Coffee review

The higher the altitude, the more sour the coffee beans are.

Published: 2024-06-03 Author: World Gafei
Last Updated: 2024/06/03, The sourness of light roast coffee can also be defined by technology, which is called pH value. pH readings range from 0 to 14, with higher values indicating lower acidity and stronger alkalinity. Pure water is neutral and has a pH of 7. Sour lemon juice pH value of about 2, tomato pH value of about 4, fresh milk pH value of more than 6.5. coffee

The higher the altitude, the sour coffee beans?-what kind of coffee beans are not sour?

The sour taste of shallow roasted coffee can also be defined by technology, that is, the so-called PH value (pH value). The pH reading is from 0 to 14. The higher the value, the lower the acidity and the stronger the basicity. Pure water is neutral, and the pH is 7. The PH value of sour lemon juice is about 2, the PH value of tomato is about 4, and the pH value of fresh milk is above 6.5. The PH value of coffee drinks depends on the baking degree.

For breakfast coffee with shallow roasting degree, the pH value of FullCity is between 4.5 and 4.7, the pH value of medium and deep roasted coffee is about 5 to 5.5, and the PH of deep roasting (DarkRoast) is above 5.5. As far as ordinary people's taste buds are concerned, when the pH value of the beverage exceeds 5.5, it is difficult to detect its sour taste, and the pH value of heavy baked beans is often more than 5.5, so it is not easy to drink sour taste. Human taste buds can easily taste sour when the pH is less than 5, so shallow baked beans will have a sour taste.
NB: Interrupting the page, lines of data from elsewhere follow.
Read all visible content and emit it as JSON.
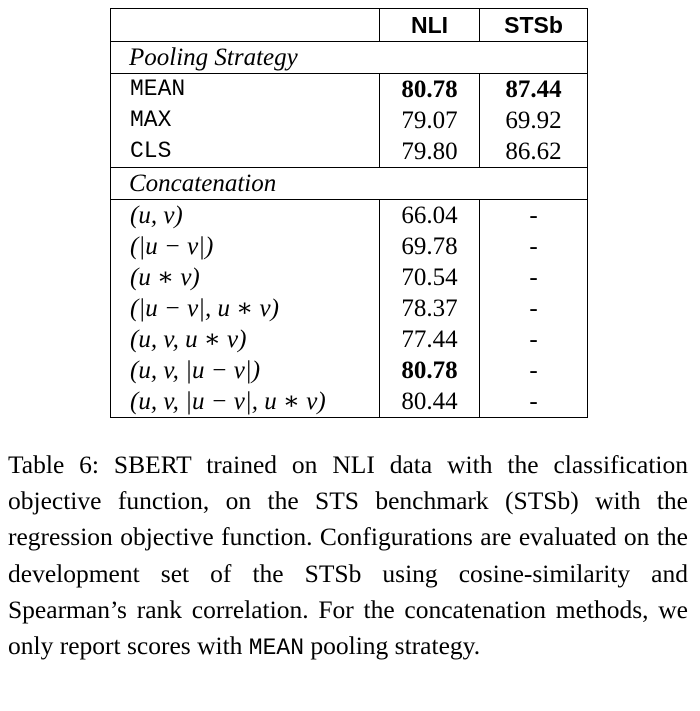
{
  "table": {
    "header": {
      "blank": "",
      "col_nli": "NLI",
      "col_stsb": "STSb"
    },
    "sections": [
      {
        "title": "Pooling Strategy",
        "rows": [
          {
            "method": "MEAN",
            "nli": "80.78",
            "stsb": "87.44",
            "nli_bold": true,
            "stsb_bold": true
          },
          {
            "method": "MAX",
            "nli": "79.07",
            "stsb": "69.92",
            "nli_bold": false,
            "stsb_bold": false
          },
          {
            "method": "CLS",
            "nli": "79.80",
            "stsb": "86.62",
            "nli_bold": false,
            "stsb_bold": false
          }
        ]
      },
      {
        "title": "Concatenation",
        "rows": [
          {
            "method": "(u, v)",
            "nli": "66.04",
            "stsb": "-",
            "nli_bold": false
          },
          {
            "method": "(|u − v|)",
            "nli": "69.78",
            "stsb": "-",
            "nli_bold": false
          },
          {
            "method": "(u ∗ v)",
            "nli": "70.54",
            "stsb": "-",
            "nli_bold": false
          },
          {
            "method": "(|u − v|, u ∗ v)",
            "nli": "78.37",
            "stsb": "-",
            "nli_bold": false
          },
          {
            "method": "(u, v, u ∗ v)",
            "nli": "77.44",
            "stsb": "-",
            "nli_bold": false
          },
          {
            "method": "(u, v, |u − v|)",
            "nli": "80.78",
            "stsb": "-",
            "nli_bold": true
          },
          {
            "method": "(u, v, |u − v|, u ∗ v)",
            "nli": "80.44",
            "stsb": "-",
            "nli_bold": false
          }
        ]
      }
    ]
  },
  "caption": {
    "part1": "Table 6:  SBERT trained on NLI data with the classification objective function, on the STS benchmark (STSb) with the regression objective function.  Configurations are evaluated on the development set of the STSb using cosine-similarity and Spearman’s rank correlation. For the concatenation methods, we only report scores with ",
    "mono": "MEAN",
    "part2": " pooling strategy."
  }
}
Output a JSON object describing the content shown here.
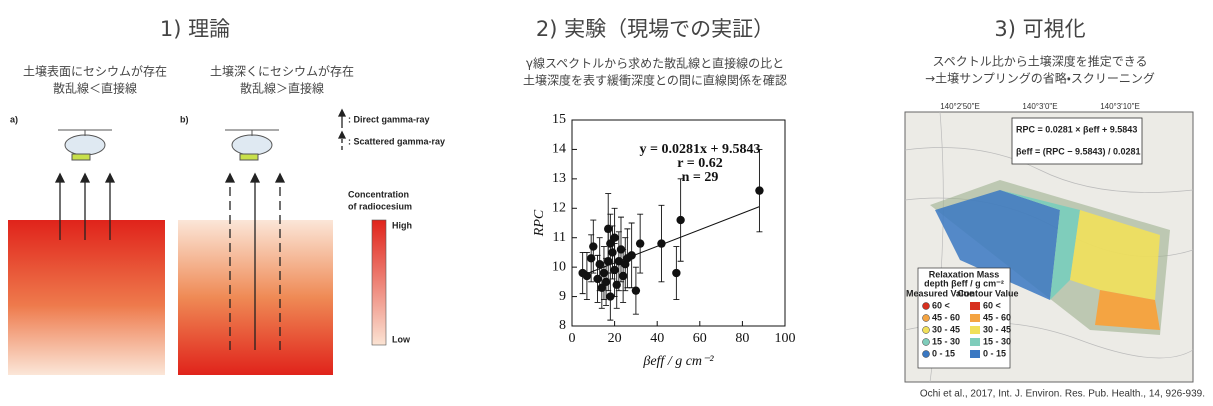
{
  "panel1": {
    "title": "1) 理論",
    "caption_a": [
      "土壌表面にセシウムが存在",
      "散乱線＜直接線"
    ],
    "caption_b": [
      "土壌深くにセシウムが存在",
      "散乱線＞直接線"
    ],
    "label_a": "a)",
    "label_b": "b)",
    "legend_direct": ": Direct  gamma-ray",
    "legend_scattered": ": Scattered gamma-ray",
    "colorbar_title": [
      "Concentration",
      "of radiocesium"
    ],
    "colorbar_high": "High",
    "colorbar_low": "Low"
  },
  "panel2": {
    "title": "2) 実験（現場での実証）",
    "subtitle": [
      "γ線スペクトルから求めた散乱線と直接線の比と",
      "土壌深度を表す緩衝深度との間に直線関係を確認"
    ]
  },
  "chart_data": {
    "type": "scatter",
    "x_label": "βeff / g cm⁻²",
    "y_label": "RPC",
    "x": [
      5,
      7,
      9,
      10,
      12,
      13,
      14,
      15,
      16,
      17,
      17,
      18,
      18,
      19,
      20,
      20,
      21,
      22,
      23,
      24,
      25,
      26,
      28,
      30,
      32,
      42,
      49,
      51,
      88
    ],
    "series": [
      {
        "name": "RPC",
        "color": "#111111",
        "values": [
          9.8,
          9.7,
          10.3,
          10.7,
          9.6,
          10.1,
          9.3,
          9.8,
          9.5,
          10.2,
          11.3,
          9.0,
          10.8,
          10.5,
          9.9,
          11.0,
          9.4,
          10.2,
          10.6,
          9.7,
          10.1,
          10.3,
          10.4,
          9.2,
          10.8,
          10.8,
          9.8,
          11.6,
          12.6
        ],
        "errors": [
          0.7,
          0.8,
          0.8,
          0.9,
          0.8,
          0.9,
          0.7,
          0.9,
          0.8,
          1.0,
          1.2,
          0.8,
          1.0,
          0.9,
          0.9,
          1.0,
          0.8,
          1.0,
          1.1,
          0.9,
          0.9,
          1.0,
          1.1,
          0.8,
          1.0,
          1.3,
          0.9,
          1.4,
          1.4
        ]
      }
    ],
    "regression": {
      "slope": 0.0281,
      "intercept": 9.5843,
      "label": "y = 0.0281x + 9.5843"
    },
    "r_label": "r = 0.62",
    "n_label": "n = 29",
    "xlim": [
      0,
      100
    ],
    "ylim": [
      8,
      15
    ],
    "xticks": [
      0,
      20,
      40,
      60,
      80,
      100
    ],
    "yticks": [
      8,
      9,
      10,
      11,
      12,
      13,
      14,
      15
    ]
  },
  "panel3": {
    "title": "3) 可視化",
    "subtitle": [
      "スペクトル比から土壌深度を推定できる",
      "→土壌サンプリングの省略・スクリーニング"
    ],
    "map_lon_labels": [
      "140°2'50\"E",
      "140°3'0\"E",
      "140°3'10\"E"
    ],
    "equation_1": "RPC = 0.0281 × βeff + 9.5843",
    "equation_2": "βeff = (RPC − 9.5843) / 0.0281",
    "legend_title": [
      "Relaxation Mass",
      "depth βeff / g cm⁻²"
    ],
    "legend_measured": "Measured Value",
    "legend_contour": "Contour Value",
    "legend_classes": [
      "60 <",
      "45 - 60",
      "30 - 45",
      "15 - 30",
      "0 - 15"
    ],
    "legend_colors": [
      "#d7301f",
      "#f4a442",
      "#f1e05a",
      "#7fcdbb",
      "#3a78c2"
    ],
    "citation": "Ochi et al., 2017, Int. J. Environ. Res. Pub. Health., 14, 926-939."
  }
}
The best quality coffee beans are usually strong and grow at an altitude of more than 4500 meters. The growth of these coffee beans is very slow, so the density of the beans is very high, and the gap in the middle of the beans should be curved. In contrast, coffee beans grown at low elevations usually have a lower density and slightly open gaps in the middle. As for the color of the bean, the growing environment of the coffee bean and the processing technology of the raw bean will affect the color of the coffee bean. If the same kind of coffee beans produced on the same plantation are treated differently, for example, one batch is washed with water and the other batch is treated with honey, then the colors of the two batches of beans will be very different. Generally speaking, the density of beans is the most powerful basis for judging the altitude of coffee bean growth. Although altitude is only one of the many factors to measure the quality of coffee, it is definitely the most important one. The next time you go to the coffee shop, please ask the barista to tell you in detail the origin of the coffee in the cup, which will not only enrich your coffee knowledge, but also improve your overall coffee experience. Simply put, the higher the altitude of the coffee beans, the better the taste. Coffee beans grown at high elevations have pleasant acidity, rich aroma and rich taste, which everyone likes; on the contrary, coffee grown at low elevations has almost no sour taste, single taste and plain taste. That's why baristas always emphasize altitude. If your barista tells you that your coffee grows on a plateau 5200 meters above sea level, then this cup of coffee is definitely worth savoring.